Ein brandneues Chassis, kombiniert mit einer verbesserten und neu arrangierten PU, wird das Fahrverhalten des Autos auf der Strecke verändern. Entsprechend wird es im Laufe der Saison entscheidend darauf ankommen, welche Erkenntnisse wir daraus ziehen und wie schnell wir alles weiterentwickeln können.
 
"Die Fahrer werden wollen, dass die PU zu unterschiedlichen Zeiten in den Kurven und möglicherweise von einer Kurve zur nächsten aufgrund der Fahrzeugcharakteristik unterschiedliche Dinge tut.
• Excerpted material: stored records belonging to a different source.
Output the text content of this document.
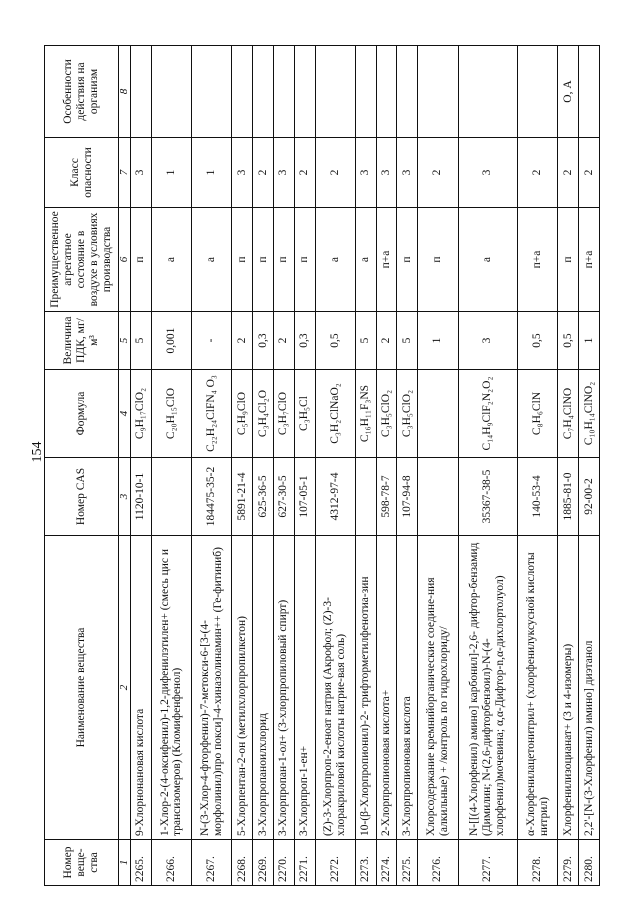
154
Номер веще-ства	Наименование вещества	Номер CAS	Формула	Величина ПДК, мг/м³	Преимущественное агрегатное состояние в воздухе в условиях производства	Класс опасности	Особенности действия на организм
1	2	3	4	5	6	7	8
2265.	9-Хлорнонановая кислота	1120-10-1	C₉H₁₇ClO₂	5	п	3	
2266.	1-Хлор-2-(4-оксифенил)-1,2-дифенилэтилен+ (смесь цис и трансизомеров) (Кломифенфенол)		C₂₀H₁₅ClO	0,001	а	1	
2267.	N-(3-Хлор-4-фторфенил)-7-метокси-6-[3-(4-морфолинил)про покси]-4-хиназолинамин++ (Ге-фитиниб)	184475-35-2	C₂₂H₂₄ClFN₄ O₃	-	а	1	
2268.	5-Хлорпентан-2-он (метилхлорпропилкетон)	5891-21-4	C₅H₉ClO	2	п	3	
2269.	3-Хлорпропаноилхлорид	625-36-5	C₃H₄Cl₂O	0,3	п	2	
2270.	3-Хлорпропан-1-ол+ (3-хлорпропиловый спирт)	627-30-5	C₃H₇ClO	2	п	3	
2271.	3-Хлорпроп-1-ен+	107-05-1	C₃H₅Cl	0,3	п	2	
2272.	(Z)-3-Хлорпроп-2-еноат натрия (Акрофол; (Z)-3-хлоракриловой кислоты натрие-вая соль)	4312-97-4	C₃H₂ClNaO₂	0,5	а	2	
2273.	10-(β-Хлорпропионил)-2- трифторметилфенотиа-зин		C₁₆H₁₁F₃NS	5	а	3	
2274.	2-Хлорпропионовая кислота+	598-78-7	C₃H₅ClO₂	2	п+а	3	
2275.	3-Хлорпропионовая кислота	107-94-8	C₃H₅ClO₂	5	п	3	
2276.	Хлорсодержание кремнийорганические соедине-ния (алкильные) + /контроль по гидрохлориду/			1	п	2	
2277.	N-[[(4-Хлорфенил) амино] карбонил]-2,6- дифтор-бензамид (Димилин; N-(2,6-дифторбензоил)-N-(4-хлорфенил)мочевина; α,α-Дифтор-n,α-дихлортолуол)	35367-38-5	C₁₄H₉ClF₂N₂O₂	3	а	3	
2278.	α-Хлорфенилацетонитрил+ (хлорфенилуксусной кислоты нитрил)	140-53-4	C₈H₆ClN	0,5	п+а	2	
2279.	Хлорфенилизоцианат+ (3 и 4-изомеры)	1885-81-0	C₇H₄ClNO	0,5	п	2	О, А
2280.	2,2'-[N-(3-Хлорфенил) имино] диэтанол	92-00-2	C₁₀H₁₄ClNO₂	1	п+а	2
Die Dauer der Vollgasphase, die Art und Weise, wie die Fahrer die Kurven anfahren und aus ihnen wieder herauskommen, wird nicht mehr genau so sein wie früher, und das wird sich auch darauf auswirken, wie wir Energie zurückgewinnen und einsetzen."
 
"Ich denke, dass sich das Gesamtpaket des Autos im Laufe des Jahres aufgrund der Regeländerungen stark weiterentwickeln wird, so dass die Art und Weise, wie die PU zu Beginn der Saison funktioniert, bei den letzten Rennen 2022 nicht mehr dieselbe sein wird. Wir müssen die Anpassungsfähigkeit der PU von Beginn an einbeziehen, da ihre Leistung danach eingefroren wird", fügte Hywel hinzu.
 
Mit welchem Gefühl werden die Ingenieure im Laufe des heutigen Tages die erste Ausfahrt des W13 in Silverstone erleben?
 
"Für uns alle, die wir so sehr involviert sind, ist es sehr emotional, zu sehen, wie das Chassis und die PU zum ersten Mal gemeinsam die Boxengasse hinunterfahren", sagte Hywel. "Den Motor zu hören, sich zurückzulehnen und über all die Komponenten nachzudenken, die in diesem Auto zusammenarbeiten. All die Menschen, die harte Arbeit, der Aufwand. Es ist immer etwas überwältigend, und es ist ein schöner Moment, wenn man eine Nachricht zurück in die Fabrik schicken kann, dass das Auto gerade auf die Strecke gefahren ist."